Потом уж какое-то время прошло, он и говорит:
— Нюр! Ты бы это Юре рассказала. Имя-то не говори, не жалуйся. А пусть поймет, пусть знает.
И замолчал. Я тоже об этом же думала.
Когда Юра приехал, как бы между прочим пересказала. Он послушал, засмеялся:
— Воспитательное значение притчи понял. Не беспокойтесь! Я тоже не допущу такого, чтобы имя наше — как ты, мама, выразилась — трепали. Но... что у вас с хлебом?
Мы объясняем, а он построжал, брови сдвинул, говорить стал даже резче:
— Как это — очереди? Давно пекарня на ремонте? А что же мне ничего в исполкоме не сказали? Надо решать! Подождите!
Оделся. Ушел. Возвратился часа через два, улыбается:
— Ну вот, все в порядке. Я как-никак у вас депутат. Мне до всего дело.
Такие дела решал, а вот по дому помогать не удавалось. Бывало, только начнет какую-нибудь работу — забор поправлять, картошку сажать или копать, огурцы полоть или поливать — глядишь, кто-то из городских руководителей идет, вопросы важные нужно обсудить, Юра улыбнется:
— Мам! Освобожусь — помогу.
Но какое там — освобожусь! Идут и идут люди. Я вижу, ему домашними делами хочется заняться — физический труд он всегда любил, да другие заботы к себе требуют.
Нам не то обидно, что Юра не помог, а то, что побыть-то одним почти что не удавалось. Может, Юру такое положение тоже немного утомляло, только он никогда такого не сказал — ни словом, ни намеком. А кто приходил, никогда его неудовольствия не чувствовал, потому что не было его. Усталость, может, и была. Я думаю, Юра потому и к охоте пристрастился, что порой одному хотелось побыть. Ему как-то Алексей Иванович сказал, что охота — это вроде бы барство. Но Юра возразил:
— Подумать человеку тоже нужно. Природа к этому располагает.
Но эти замечания так, к слову. Юра приезжал обычно энергичный, подтянутый. Так и вижу: быстро выходит он из машины, несколько шагов, и он уже в доме. Глянешь — важный военный, улыбается — мой Юра, прежний: простой, ласковый, заботливый. А он уж подарки достает, да все нужное, желаемое. Значит, внимательный, присмотрелся, кто в чем нуждается, кто чего хочет,— отец, я, Зоя. А уж племянниц да племянника игрушками, сластями порадует.
Сам по дому, огороду ходит. Все обсмотрит, новое оценит, слово обязательно скажет:
— Абажур, мам, красивый. Или:
— Вот как Зоина клубника выросла, аи да ягоды!

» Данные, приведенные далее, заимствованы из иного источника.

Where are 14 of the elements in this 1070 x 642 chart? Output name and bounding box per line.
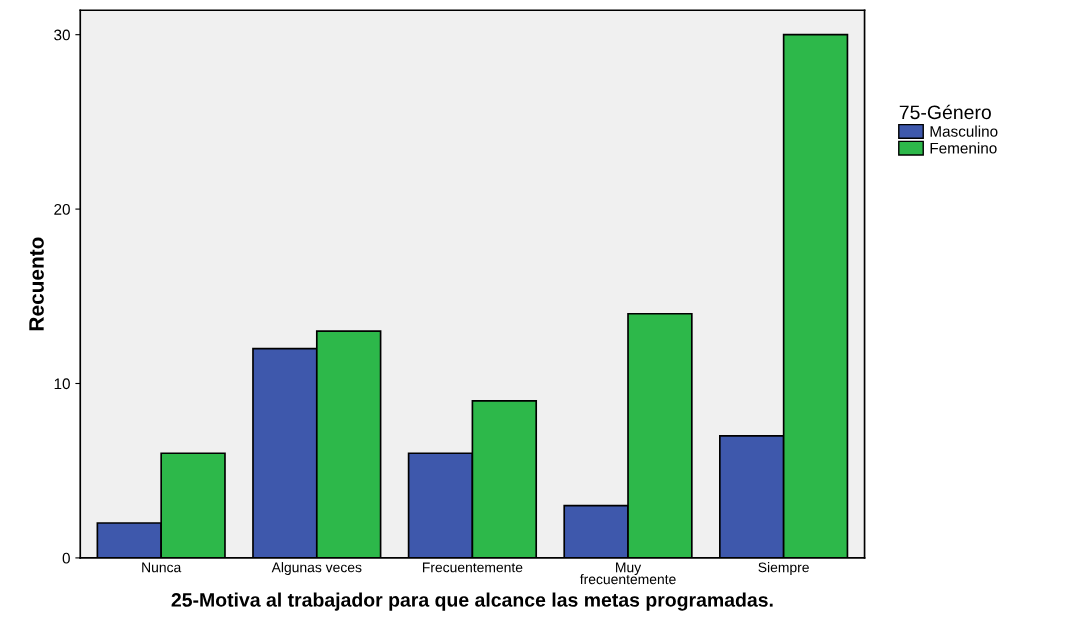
- legend-label: Femenino: [930, 142, 997, 154]
- legend-title: 75-Género: [899, 104, 991, 120]
- y-tick-label: 0: [62, 552, 70, 564]
- y-tick-label: 10: [54, 378, 70, 390]
- y-tick-label: 20: [54, 203, 70, 215]
- y-tick-label: 30: [54, 29, 70, 41]
- y-axis-title: Recuento: [29, 237, 44, 331]
- x-tick-label: Frecuentemente: [422, 562, 523, 573]
- x-tick-label: Algunas veces: [271, 562, 362, 576]
- x-tick-label: Muy frecuentemente: [579, 562, 676, 585]
- x-tick-label: Siempre: [758, 562, 809, 576]
- x-axis-title: 25-Motiva al trabajador para que alcance las metas programadas.: [171, 592, 773, 611]
- legend-label: Masculino: [930, 125, 998, 137]
- x-tick-label: Nunca: [142, 562, 182, 573]
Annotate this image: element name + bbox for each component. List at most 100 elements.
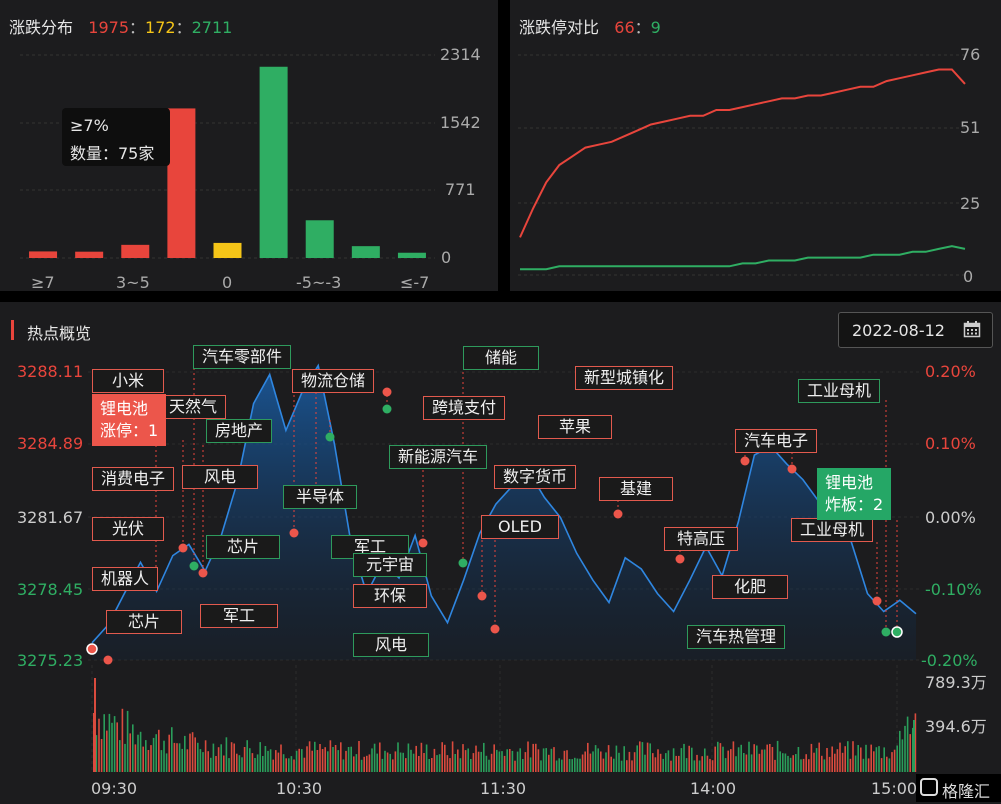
volume-bar [628,751,631,772]
topic-tag[interactable]: 汽车零部件 [193,345,292,369]
volume-bar [111,722,113,772]
topic-tag[interactable]: 风电 [182,465,259,489]
volume-bar [641,742,644,772]
topic-tag[interactable]: 元宇宙 [353,553,428,577]
volume-bar [704,748,706,772]
topic-tag[interactable]: 苹果 [538,415,613,439]
topic-tag[interactable]: 环保 [353,584,428,608]
volume-bar [654,757,657,772]
topic-tag[interactable]: 机器人 [92,567,159,591]
limit-up-marker [477,591,487,601]
topic-tag[interactable]: 新能源汽车 [389,445,488,469]
limit-up-highlight[interactable]: 锂电池 涨停：1 [92,394,167,446]
broken-limit-highlight[interactable]: 锂电池 炸板：2 [817,468,892,520]
topic-tag[interactable]: 光伏 [92,517,165,541]
topic-tag[interactable]: 消费电子 [92,467,175,491]
volume-bar [913,720,915,772]
volume-bar [568,759,571,772]
volume-bar [230,742,233,772]
volume-bar [272,759,274,772]
volume-bar [574,757,576,772]
distribution-bar-chart [20,54,435,259]
bar [259,66,288,258]
limit-up-marker [418,538,428,548]
bar [121,244,150,258]
volume-bar [854,755,857,772]
volume-bar [142,746,144,772]
volume-bar [327,751,329,772]
volume-bar [540,760,542,772]
topic-tag[interactable]: 物流仓储 [292,369,375,393]
volume-bar [763,749,766,772]
volume-bar [542,748,545,772]
volume-bar [774,759,776,772]
volume-bar [301,749,303,772]
volume-bar [841,752,844,772]
volume-bar [238,755,241,772]
topic-tag[interactable]: 军工 [200,604,279,628]
calendar-icon[interactable] [963,320,981,338]
topic-tag[interactable]: 基建 [599,477,674,501]
volume-bar [753,744,755,772]
volume-bar [672,748,675,772]
distribution-panel: 涨跌分布 1975：172：2711 2314 1542 771 0 ≥7 3~… [0,0,498,292]
volume-bar [592,751,594,772]
limit-up-marker [382,387,392,397]
volume-bar [451,741,454,772]
volume-bar [165,753,168,772]
topic-tag[interactable]: 跨境支付 [423,396,506,420]
volume-bar [158,729,160,772]
dist-y-tick: 0 [441,248,452,267]
topic-tag[interactable]: 化肥 [712,575,789,599]
topic-tag[interactable]: 芯片 [106,610,183,634]
topic-tag[interactable]: 天然气 [160,395,227,419]
volume-bar [210,757,212,772]
topic-tag[interactable]: 小米 [92,369,165,393]
topic-tag[interactable]: 半导体 [283,485,358,509]
volume-bar [805,754,807,772]
volume-bar [745,754,748,772]
topic-tag[interactable]: 数字货币 [494,465,577,489]
volume-bar [225,737,228,772]
volume-bar [797,747,800,772]
topic-tag[interactable]: OLED [481,515,559,539]
bar [351,246,380,258]
topic-tag[interactable]: 汽车热管理 [687,625,786,649]
broken-marker [881,627,891,637]
volume-bar [366,755,368,772]
topic-tag[interactable]: 工业母机 [798,379,881,403]
volume-bar [496,749,498,772]
volume-bar [836,749,839,772]
volume-bar [228,758,230,772]
volume-bar [571,759,573,772]
topic-tag[interactable]: 新型城镇化 [575,366,674,390]
volume-bar [295,750,298,772]
volume-bar [870,744,872,772]
volume-bar [683,743,685,772]
limit-up-marker [740,456,750,466]
volume-bar [269,749,272,772]
volume-bar [652,753,654,772]
volume-bar [719,743,722,772]
topic-tag[interactable]: 特高压 [664,527,739,551]
topic-tag[interactable]: 房地产 [206,419,273,443]
topic-tag[interactable]: 汽车电子 [735,429,818,453]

А нам уж не терпится поговорить, о семье узнать, если он без Вали и девочек приезжал, о поездках послушать. Конечно, как каждой матери, угостить его хочется своим, домашним обедом.
Юра в дом пройдет — тут уж обычно вся семья собиралась, китель снимет, за стол сядет и эдак радостно-удивленно скажет:
— Щи! Ох, здорово как! Как я, мама, твои щи люблю!
Зоя накрывает, заметит:
— Между прочим, я их готовила.
— И твои всегда вкуснющие!
А мы уж расспрашивать начинаем. Половина времени уходила на рассказы о его поездках по свету. Раз он даже шутливо посетовал:
— Мало мне пресс-конференций за границей, так приходится родным отвечать на многочисленные вопросы.
Но вместе с тем не поделиться с нами он не мог. Был полон впечатлениями, мыслями, наблюдениями.
В скольких же странах он побывал! Финляндия, Англия, Польша, Куба, Канада, Венгрия, Индия, Цейлон, Афганистан, Египет, Гана, Либерия, Греция, Кипр, Австрия, Япония, Дания, Франция, Мексика, Швеция, Норвегия... Разные были встречи. Юра встречался и беседовал с рабочими, королями и королевами, студентами, журналистами, крестьянами, учеными, миллионерами, летчиками, артистами.
У нас никогда не возникал разговор о значении этих поездок. Но вот припоминается прежде всего, как Юра рассказывал об Австрии. Посетил он небольшой городок Маутхаузен, который сейчас известен миру тем, что возле находился фашистский концентрационный лагерь. В знак памяти, для предостережения всем людям сохранили это место. Высокая, сложенная из серого камня, обвитая колючей проволокой стена. В «лагерь смерти» привозили борцов против фашизма, и мало кто вышел живым из его ворот. Высятся сейчас там памятники погибшим. На большой мемориальной доске, установленной у ворот, выбит длинный перечень загубленных в лагере людей.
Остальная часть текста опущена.